See `resources/subagent-prompt-template.md` for prompt construction.
See `resources/memory-schema.md` for memory file formats.

### Memory File Ownership

| File | Owner | Others |
|------|-------|--------|
| `orchestrator-session.md` | orchestrator | read-only |
| `task-board.md` | orchestrator | read-only |
| `progress-{agent}[-{sessionId}].md` | that agent | orchestrator reads |
| `result-{agent}[-{sessionId}].md` | that agent | orchestrator reads |

### Agent-to-Agent Review Loop (PHASE 4.5)

After each agent completes, enter an iterative review loop — not a single-pass verification.

### Loop Flow

```
Agent completes work
    ↓
[1] Mechanical Self-Check: lint, type-check, tests, diff scope
    ↓
[2] Verify: Run `oma verify {agent-type} --workspace {workspace}`
    ↓ FAIL → Agent receives feedback, fixes, back to [1]
    ↓ PASS
[3] Cross-Review: QA agent reviews the changes
    ↓ FAIL → Agent receives review feedback, fixes, back to [1]
    ↓ PASS
Accept result ✓
```

### Step Details

**[1] Mechanical Self-Check** (formerly "Self-Review"):
Before requesting external review, the implementation agent must:
- Run lint, type-check, and tests in the workspace
- Verify only planned files were modified (diff scope check)
- Fix any mechanical failures (compile errors, test failures)
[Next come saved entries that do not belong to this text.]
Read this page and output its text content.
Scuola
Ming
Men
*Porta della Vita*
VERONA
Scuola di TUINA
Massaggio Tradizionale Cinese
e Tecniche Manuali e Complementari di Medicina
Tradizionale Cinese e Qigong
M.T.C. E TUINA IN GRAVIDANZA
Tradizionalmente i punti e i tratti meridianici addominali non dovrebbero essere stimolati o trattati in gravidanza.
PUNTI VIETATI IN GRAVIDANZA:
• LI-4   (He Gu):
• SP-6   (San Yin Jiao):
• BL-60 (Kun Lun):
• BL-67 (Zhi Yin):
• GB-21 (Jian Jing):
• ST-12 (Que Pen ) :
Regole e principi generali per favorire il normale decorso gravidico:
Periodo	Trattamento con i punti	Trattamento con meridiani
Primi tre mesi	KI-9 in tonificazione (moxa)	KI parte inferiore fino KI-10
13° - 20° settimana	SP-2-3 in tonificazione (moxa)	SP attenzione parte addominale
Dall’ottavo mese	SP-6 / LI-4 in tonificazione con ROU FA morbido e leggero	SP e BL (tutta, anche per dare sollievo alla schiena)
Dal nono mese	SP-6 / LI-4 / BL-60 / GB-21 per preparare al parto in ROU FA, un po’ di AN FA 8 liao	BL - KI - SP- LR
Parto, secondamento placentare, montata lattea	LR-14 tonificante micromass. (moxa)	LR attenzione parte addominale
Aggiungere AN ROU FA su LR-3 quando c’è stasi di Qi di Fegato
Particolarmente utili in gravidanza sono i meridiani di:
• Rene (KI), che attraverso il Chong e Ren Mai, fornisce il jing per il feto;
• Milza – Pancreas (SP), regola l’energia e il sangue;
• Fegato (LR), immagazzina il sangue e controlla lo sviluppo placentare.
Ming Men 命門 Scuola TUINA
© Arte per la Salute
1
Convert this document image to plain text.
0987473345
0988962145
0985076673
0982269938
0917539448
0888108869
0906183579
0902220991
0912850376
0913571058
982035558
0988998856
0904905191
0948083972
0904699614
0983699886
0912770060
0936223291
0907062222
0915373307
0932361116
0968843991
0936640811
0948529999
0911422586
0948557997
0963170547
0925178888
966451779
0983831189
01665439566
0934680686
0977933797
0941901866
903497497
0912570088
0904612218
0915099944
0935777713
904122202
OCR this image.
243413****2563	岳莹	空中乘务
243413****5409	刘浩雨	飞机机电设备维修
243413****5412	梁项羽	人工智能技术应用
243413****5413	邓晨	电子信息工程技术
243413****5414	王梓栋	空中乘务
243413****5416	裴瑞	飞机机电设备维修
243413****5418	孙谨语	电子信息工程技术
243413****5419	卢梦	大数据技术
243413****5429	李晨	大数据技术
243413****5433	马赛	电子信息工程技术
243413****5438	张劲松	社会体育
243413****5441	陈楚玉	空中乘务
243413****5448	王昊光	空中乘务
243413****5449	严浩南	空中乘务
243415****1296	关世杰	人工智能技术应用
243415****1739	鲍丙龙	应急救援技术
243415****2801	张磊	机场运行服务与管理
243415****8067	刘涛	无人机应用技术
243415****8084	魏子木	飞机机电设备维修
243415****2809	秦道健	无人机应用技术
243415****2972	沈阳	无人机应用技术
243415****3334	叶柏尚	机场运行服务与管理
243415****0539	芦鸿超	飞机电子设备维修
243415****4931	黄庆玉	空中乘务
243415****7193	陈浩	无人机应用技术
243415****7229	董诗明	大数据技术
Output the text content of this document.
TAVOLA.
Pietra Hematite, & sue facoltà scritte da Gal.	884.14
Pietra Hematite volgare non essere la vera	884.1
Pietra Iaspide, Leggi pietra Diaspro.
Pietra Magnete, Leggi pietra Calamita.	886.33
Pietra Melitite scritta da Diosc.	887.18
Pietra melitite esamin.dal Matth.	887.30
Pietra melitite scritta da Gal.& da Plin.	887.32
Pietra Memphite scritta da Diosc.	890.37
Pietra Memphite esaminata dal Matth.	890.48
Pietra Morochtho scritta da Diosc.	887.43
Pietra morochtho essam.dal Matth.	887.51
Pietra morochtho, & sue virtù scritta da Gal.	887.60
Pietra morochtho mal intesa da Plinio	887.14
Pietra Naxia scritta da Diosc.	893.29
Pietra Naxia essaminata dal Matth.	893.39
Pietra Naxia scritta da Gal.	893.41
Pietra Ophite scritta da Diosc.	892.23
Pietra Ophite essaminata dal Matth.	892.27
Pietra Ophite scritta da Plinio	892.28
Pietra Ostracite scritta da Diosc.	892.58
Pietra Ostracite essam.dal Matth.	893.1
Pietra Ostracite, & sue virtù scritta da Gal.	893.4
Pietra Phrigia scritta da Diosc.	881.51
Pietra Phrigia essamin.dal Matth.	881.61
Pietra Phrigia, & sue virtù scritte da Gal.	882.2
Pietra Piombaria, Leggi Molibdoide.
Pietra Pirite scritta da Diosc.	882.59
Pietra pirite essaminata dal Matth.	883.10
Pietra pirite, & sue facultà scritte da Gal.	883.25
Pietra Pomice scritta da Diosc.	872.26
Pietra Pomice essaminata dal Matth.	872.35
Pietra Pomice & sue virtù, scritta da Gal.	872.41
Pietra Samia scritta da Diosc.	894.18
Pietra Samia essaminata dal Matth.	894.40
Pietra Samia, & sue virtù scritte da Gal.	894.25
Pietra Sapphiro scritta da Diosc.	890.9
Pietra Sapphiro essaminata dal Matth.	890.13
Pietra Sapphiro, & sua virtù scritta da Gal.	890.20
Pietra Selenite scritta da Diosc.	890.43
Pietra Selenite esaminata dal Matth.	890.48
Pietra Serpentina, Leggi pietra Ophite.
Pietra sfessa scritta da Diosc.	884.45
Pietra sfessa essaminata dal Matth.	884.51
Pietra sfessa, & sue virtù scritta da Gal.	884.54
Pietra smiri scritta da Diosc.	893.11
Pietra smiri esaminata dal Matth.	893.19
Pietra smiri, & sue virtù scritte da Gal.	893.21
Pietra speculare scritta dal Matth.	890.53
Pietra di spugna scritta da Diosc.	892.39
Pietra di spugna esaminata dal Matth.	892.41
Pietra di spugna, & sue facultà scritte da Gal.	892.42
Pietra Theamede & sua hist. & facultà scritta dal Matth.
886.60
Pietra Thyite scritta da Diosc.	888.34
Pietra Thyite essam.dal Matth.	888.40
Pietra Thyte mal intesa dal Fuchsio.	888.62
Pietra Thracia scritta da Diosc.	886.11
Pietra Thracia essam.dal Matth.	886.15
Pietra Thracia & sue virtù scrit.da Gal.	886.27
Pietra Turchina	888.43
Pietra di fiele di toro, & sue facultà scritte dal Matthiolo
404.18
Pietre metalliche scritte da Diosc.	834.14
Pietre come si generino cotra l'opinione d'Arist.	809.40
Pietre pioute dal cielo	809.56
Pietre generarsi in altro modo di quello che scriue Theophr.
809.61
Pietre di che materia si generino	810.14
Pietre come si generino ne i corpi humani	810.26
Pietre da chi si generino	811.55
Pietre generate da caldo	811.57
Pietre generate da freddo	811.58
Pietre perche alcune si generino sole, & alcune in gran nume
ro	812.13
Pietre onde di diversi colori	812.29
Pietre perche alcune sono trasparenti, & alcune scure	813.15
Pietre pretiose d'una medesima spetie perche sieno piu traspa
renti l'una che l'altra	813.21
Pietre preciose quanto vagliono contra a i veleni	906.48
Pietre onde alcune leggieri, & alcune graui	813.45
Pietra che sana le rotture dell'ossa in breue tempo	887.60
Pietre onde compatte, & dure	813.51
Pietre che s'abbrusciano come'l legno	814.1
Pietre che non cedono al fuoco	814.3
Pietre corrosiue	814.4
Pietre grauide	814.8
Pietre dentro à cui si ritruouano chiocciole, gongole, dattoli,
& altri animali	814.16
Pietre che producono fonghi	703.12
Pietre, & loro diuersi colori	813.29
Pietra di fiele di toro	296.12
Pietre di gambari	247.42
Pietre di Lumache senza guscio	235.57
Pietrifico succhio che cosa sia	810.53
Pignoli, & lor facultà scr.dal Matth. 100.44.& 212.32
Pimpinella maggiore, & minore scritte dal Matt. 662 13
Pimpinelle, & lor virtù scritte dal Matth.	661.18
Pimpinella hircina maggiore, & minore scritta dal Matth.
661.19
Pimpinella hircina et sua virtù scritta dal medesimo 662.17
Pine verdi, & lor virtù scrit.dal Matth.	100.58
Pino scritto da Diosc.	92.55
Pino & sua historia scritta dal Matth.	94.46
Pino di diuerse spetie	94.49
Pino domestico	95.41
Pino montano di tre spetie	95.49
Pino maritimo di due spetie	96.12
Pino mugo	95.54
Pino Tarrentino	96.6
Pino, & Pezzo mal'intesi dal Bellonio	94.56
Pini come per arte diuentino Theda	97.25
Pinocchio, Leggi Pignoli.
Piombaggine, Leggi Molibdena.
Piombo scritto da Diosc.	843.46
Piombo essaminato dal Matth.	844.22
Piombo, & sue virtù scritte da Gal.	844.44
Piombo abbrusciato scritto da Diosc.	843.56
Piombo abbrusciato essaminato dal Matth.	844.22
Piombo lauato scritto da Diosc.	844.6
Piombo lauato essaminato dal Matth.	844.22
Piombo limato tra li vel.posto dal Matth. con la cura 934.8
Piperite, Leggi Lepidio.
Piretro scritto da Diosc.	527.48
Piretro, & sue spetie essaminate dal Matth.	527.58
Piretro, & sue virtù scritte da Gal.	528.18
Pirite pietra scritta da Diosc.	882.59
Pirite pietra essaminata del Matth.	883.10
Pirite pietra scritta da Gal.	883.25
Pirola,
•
⚠️ **Quality judgment is NOT performed in this step.**
Design quality, architecture alignment, and acceptance criteria satisfaction
are evaluated exclusively in [3] Cross-Review by the QA agent.
Reason: Self-evaluation bias — agents consistently overrate their own output
(ref: Anthropic harness design research).

**[2] Automated Verify**:
```bash
oma verify {agent-type} --workspace {workspace} --json
```
- **PASS (exit 0)**: Proceed to cross-review
- **FAIL (exit 1)**: Feed verify output back to the agent as correction context

**[3] Cross-Review**: Spawn QA agent to review the changes:
- QA agent reads the diff, runs checks, evaluates against acceptance criteria
- If `docs/CODE-REVIEW.md` exists, QA agent uses it as the review checklist
- QA agent outputs: PASS (with optional nits) or FAIL (with specific issues)
- On FAIL: issues are fed back to the implementation agent for fixing

### Loop Limits

| Counter | Max | On Exceeded |
|---------|-----|-------------|
| Self-check + fix cycles | 3 | Escalate to cross-review regardless |
| Cross-review rejections | 2 | Report to user with review history |
| Total loop iterations | 5 | Force-complete with quality warning |

### Review Feedback Format

When feeding review results back to the implementation agent:
```
## Review Feedback (iteration {n}/{max})
**Reviewer**: {self / verify / qa-agent}
**Verdict**: FAIL
**Issues**:
1. {specific issue with file and line reference}
2. {specific issue}
**Fix instruction**: {what to change}
```

This replaces single-pass verification. Most "nitpicking" should happen agent-to-agent.
Human review is reserved for final approval, not catching lint errors.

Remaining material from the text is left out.